Editorial: *The* issue of this election


Just as Ukraine is at a crossroads in its war with Russia, so too is today’s Republican Party as a political crossroads between supporting America’s fight for freedom and against autocracy or siding with authoritarians like Russia’s Putin. The choice is theirs. 

In Ukraine’s effort to repel Russia’s invasion of their country, Republicans can either join Democrats in the House and Senate to continue providing the necessary military aid they need, or, after two years of surprisingly stiff resistance and battlefield victories by Ukrainians, let Russia gain the upper hand.

Senior U.S. intelligence officials warned Monday in their annual public testimony of worldwide threats facing the country that Ukraine would lose more territory to Russia with any further delays in U.S. military aid. The consequences of that lack of support, they said, would not only be felt throughout Europe, but also in the Pacific.

“If we’re seen walking away from support for Ukraine, not only is that going to feed doubts amongst our allies and partners in the Indo-Pacific; it’s gong to stoke the ambitions of the Chinese leadership in contingencies ranging from Taiwan to the South China Sea,” said William J. Burns, the C.I.A. director said in his address to Congress.

Telling Congress that the war was at a crossroads, both for security in Europe and for American interests around the world, he said if the House approved the $60 billion I security assistance for Ukraine that passed the Senate earlier, “Kyiv would be able to strike a strategic blow against Russia,” according to a report in the New York Times.

With additional funding, the report continued, “Ukraine should be able to regain the ‘offensive initiative’ by the end of this year or early 2025,” putting Ukraine in a stronger position to negotiate with Putin.

“Ukraine could sustain itself as a strong, sovereign, independent country, anchor itself in Western institutions and have the space and the security to recover from this terrible aggression and leave Russia to deal with the long-term consequences of Putin’s brutal and foolish invasion,” Mr. Burns said. 

On the other hand, without aid, Burns said, “you’re going to see more Avdiivkas (a town recently lost to Russia)… and that, it seems to me, would be a massive and historic mistake for the United States.”

What’s bewildering is that just two years ago, Republicans were the party who stood for military defense of democracy throughout the world and were united in their support of Ukraine in its fight against Russia’s unprovoked invasion. But, recently, with Trump’s rise in party politics and ultra-right nationalists pushing an America-first isolationism, the party has become an obstacle to democracy and world peace.

It’s another realization of how much the GOP has changed under ex-president Trump. Rather than inspire the nation and the world with a grand vision of supporting democracy and freedom throughout the world as President Ronald Reagan did in his famous Westminister Address to the British Parliament in 1982, Trump pretends his own wily ability to buddy-up to dictators like Putin will save the day, while also dismantling NATO and putting aside any thoughts of spreading democracy and freedom throughout the world.
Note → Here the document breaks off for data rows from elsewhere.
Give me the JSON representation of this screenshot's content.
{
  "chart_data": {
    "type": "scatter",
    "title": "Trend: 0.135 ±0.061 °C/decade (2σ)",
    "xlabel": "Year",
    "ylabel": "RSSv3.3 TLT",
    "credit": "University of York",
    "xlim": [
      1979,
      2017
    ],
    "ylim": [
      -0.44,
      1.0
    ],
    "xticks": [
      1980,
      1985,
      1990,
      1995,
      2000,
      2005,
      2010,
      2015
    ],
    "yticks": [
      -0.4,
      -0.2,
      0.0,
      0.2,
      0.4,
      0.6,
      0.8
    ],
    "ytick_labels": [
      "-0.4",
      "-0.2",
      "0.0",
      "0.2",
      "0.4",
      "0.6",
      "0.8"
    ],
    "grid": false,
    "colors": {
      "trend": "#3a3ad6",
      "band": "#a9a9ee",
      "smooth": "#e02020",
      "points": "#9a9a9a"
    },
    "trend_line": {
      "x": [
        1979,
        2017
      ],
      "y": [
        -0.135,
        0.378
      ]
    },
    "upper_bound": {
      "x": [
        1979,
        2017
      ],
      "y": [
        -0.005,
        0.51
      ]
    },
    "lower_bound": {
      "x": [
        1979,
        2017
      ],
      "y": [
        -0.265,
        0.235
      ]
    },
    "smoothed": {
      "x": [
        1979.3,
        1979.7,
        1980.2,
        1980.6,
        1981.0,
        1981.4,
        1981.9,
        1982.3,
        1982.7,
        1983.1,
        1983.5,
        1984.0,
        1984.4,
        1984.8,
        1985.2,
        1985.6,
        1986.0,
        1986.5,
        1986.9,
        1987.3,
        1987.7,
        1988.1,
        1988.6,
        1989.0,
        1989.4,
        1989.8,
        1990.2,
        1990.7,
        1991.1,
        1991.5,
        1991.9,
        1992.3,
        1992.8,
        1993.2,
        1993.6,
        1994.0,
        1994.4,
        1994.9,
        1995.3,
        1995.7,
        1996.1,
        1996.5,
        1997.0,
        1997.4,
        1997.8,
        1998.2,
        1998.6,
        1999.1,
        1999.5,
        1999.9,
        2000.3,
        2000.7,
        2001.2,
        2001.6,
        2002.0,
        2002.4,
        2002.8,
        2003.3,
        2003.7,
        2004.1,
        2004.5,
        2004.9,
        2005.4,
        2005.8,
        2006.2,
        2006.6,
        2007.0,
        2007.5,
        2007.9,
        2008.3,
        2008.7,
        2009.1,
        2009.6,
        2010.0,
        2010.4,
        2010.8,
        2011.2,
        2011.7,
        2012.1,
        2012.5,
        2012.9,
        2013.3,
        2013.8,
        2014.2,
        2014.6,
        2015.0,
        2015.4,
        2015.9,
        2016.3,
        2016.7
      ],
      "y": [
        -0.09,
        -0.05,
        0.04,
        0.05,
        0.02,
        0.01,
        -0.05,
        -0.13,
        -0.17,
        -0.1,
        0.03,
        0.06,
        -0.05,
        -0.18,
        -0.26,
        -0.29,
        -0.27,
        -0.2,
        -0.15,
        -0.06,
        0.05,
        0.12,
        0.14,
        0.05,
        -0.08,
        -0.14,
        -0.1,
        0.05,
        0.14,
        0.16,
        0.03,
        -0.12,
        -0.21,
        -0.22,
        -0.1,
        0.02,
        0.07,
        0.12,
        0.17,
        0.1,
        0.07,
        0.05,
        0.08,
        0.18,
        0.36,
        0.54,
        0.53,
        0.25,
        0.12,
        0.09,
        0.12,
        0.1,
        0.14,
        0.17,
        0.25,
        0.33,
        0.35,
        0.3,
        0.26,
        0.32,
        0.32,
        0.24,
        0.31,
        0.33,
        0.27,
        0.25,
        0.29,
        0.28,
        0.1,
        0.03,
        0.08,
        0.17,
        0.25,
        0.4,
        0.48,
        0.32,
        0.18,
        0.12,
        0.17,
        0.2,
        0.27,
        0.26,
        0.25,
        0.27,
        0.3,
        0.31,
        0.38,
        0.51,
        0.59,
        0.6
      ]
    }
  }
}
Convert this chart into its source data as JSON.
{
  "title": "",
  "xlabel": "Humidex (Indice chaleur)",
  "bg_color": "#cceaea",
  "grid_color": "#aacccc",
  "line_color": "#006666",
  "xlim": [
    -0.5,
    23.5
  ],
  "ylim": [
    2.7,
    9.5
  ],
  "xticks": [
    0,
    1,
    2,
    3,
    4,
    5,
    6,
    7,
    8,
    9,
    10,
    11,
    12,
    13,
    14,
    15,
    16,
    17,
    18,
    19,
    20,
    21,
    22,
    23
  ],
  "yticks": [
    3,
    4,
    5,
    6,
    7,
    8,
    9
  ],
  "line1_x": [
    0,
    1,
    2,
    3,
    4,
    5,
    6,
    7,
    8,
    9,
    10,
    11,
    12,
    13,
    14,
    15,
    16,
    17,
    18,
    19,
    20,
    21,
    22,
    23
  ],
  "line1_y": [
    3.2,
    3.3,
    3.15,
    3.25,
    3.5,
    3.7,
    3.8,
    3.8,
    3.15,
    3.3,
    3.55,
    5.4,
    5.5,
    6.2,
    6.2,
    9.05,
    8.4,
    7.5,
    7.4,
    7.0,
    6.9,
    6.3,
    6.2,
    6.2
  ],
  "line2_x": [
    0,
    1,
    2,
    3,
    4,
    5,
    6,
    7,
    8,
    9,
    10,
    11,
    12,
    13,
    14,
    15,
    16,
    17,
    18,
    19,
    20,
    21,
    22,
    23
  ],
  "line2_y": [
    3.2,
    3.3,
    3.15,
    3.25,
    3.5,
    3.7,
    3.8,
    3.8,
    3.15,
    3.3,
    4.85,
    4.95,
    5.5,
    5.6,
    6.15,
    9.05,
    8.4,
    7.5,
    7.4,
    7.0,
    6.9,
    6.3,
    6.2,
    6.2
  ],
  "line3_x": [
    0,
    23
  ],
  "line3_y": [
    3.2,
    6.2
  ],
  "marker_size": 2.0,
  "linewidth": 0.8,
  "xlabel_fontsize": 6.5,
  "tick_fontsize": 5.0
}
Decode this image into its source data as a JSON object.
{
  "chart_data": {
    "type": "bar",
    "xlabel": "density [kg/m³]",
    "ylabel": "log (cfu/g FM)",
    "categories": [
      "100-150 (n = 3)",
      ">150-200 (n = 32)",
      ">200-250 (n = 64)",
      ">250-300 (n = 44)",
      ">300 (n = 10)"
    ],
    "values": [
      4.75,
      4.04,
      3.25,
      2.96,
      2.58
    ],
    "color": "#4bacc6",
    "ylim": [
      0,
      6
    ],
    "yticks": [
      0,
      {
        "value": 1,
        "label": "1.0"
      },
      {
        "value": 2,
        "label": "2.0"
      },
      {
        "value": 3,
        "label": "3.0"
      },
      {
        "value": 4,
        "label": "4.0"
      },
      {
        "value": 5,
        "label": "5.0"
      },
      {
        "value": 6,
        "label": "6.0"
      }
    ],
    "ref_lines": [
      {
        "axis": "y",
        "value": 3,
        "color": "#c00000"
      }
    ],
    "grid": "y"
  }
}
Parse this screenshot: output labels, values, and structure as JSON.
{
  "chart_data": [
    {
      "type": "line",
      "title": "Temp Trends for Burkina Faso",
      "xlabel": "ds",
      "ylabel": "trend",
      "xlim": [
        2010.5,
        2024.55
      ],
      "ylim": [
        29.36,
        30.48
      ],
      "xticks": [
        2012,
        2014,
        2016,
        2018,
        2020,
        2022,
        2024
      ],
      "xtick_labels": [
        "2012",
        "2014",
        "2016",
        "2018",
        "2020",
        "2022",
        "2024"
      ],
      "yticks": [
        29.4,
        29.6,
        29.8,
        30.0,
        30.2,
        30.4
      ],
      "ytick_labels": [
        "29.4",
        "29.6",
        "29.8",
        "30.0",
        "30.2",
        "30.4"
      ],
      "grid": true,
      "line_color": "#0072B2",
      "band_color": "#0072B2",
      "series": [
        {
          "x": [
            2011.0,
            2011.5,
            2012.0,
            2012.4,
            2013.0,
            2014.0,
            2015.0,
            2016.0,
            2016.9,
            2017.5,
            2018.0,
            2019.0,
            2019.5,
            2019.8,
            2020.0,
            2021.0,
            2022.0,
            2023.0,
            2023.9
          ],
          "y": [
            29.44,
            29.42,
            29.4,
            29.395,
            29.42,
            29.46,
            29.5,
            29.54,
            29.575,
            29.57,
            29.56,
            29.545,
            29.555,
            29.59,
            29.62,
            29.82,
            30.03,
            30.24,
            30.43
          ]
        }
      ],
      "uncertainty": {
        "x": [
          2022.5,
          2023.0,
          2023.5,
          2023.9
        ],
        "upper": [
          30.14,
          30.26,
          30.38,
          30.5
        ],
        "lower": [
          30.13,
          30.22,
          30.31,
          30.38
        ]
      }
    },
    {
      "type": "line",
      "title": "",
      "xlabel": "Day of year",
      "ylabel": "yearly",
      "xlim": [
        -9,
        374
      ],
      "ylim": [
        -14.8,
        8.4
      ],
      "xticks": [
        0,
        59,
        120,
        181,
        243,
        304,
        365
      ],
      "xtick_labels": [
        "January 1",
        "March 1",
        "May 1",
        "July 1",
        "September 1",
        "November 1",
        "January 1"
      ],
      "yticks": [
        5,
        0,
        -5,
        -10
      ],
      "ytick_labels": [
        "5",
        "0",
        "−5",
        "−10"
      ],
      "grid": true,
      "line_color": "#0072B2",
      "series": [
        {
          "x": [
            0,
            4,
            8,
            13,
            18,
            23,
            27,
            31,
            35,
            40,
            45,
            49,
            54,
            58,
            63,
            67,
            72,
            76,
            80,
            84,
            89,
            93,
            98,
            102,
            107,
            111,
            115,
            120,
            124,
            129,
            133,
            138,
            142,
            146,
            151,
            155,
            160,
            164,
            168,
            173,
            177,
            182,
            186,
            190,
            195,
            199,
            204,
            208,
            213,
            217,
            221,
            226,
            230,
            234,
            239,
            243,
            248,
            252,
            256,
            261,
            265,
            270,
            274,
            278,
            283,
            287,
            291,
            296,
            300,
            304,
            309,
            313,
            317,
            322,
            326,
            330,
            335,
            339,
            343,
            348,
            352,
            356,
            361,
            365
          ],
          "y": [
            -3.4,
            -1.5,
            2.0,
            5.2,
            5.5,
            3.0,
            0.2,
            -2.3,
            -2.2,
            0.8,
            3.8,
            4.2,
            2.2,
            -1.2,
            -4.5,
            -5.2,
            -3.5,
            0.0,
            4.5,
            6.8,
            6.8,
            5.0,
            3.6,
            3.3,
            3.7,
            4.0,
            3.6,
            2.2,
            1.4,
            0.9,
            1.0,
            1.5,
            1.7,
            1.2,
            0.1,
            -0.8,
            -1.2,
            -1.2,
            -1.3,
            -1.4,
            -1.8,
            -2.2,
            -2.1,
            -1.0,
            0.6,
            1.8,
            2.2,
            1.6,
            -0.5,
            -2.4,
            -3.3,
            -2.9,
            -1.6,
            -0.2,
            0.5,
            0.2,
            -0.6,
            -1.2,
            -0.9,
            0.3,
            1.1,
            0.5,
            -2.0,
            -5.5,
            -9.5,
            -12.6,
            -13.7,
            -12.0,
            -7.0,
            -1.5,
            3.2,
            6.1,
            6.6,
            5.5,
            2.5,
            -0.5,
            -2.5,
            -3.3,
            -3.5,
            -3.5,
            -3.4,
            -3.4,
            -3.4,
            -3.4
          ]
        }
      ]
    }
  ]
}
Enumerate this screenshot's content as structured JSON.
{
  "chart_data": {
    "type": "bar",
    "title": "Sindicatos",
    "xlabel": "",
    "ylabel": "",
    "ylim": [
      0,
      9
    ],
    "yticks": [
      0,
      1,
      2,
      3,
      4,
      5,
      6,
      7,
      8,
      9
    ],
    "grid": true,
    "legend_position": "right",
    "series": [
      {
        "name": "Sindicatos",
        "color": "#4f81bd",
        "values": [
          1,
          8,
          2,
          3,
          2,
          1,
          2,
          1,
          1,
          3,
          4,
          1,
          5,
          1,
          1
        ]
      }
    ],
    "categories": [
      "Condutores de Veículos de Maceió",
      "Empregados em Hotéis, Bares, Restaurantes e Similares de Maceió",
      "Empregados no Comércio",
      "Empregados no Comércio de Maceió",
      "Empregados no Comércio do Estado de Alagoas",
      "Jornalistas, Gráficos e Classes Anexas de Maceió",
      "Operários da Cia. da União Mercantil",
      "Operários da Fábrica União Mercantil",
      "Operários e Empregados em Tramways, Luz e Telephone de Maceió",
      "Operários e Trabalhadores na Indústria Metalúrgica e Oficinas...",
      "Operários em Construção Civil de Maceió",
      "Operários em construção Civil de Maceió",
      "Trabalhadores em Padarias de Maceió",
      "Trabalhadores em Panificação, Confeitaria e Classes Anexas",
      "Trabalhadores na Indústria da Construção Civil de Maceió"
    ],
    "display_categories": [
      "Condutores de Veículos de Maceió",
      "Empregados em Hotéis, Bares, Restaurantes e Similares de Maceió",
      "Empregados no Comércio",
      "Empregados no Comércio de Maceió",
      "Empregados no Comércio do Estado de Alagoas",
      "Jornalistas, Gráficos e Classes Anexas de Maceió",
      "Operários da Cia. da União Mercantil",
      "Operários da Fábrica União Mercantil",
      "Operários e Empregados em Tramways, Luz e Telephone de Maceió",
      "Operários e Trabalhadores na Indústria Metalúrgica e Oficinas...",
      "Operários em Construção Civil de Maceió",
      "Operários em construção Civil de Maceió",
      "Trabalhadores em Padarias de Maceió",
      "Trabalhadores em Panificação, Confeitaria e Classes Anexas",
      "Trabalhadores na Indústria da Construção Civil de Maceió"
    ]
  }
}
What a sad contrast. Reagan’s address came at a heated point in the Cold War between Russia and the U.S., the spirit of which was captured in a 40th year review of the speech by the Salt Lake City Desert News. The report said the “Soviet Union was advancing a vision of government that crushed freedom, including religious freedom, and sought to advance that vision in the world. Reagan journeyed to major cities in Europe seeking a united front against totalitarianism and the promotion of democratic ideals…. He recognized the world is more secure and more peaceful when democracy flourishes, saying that if the free world had supported democracy abroad ‘some 45 years ago, perhaps our generation wouldn’t have suffered the bloodletting of World War II.’”

If enough Republicans in today’s party could seize just a fraction of that greater vision of America, Ukraine would prevail and become a bulwark against future Russian aggression, and China would likely refrain from years of war and aggression throughout the Pacific. 

Moreover, if Americans are concerned about being drawn into future wars with Russia and China, stopping Russia in Ukraine is the most important issue of this election — and the lessons of World War II are right there to see, if we don’t.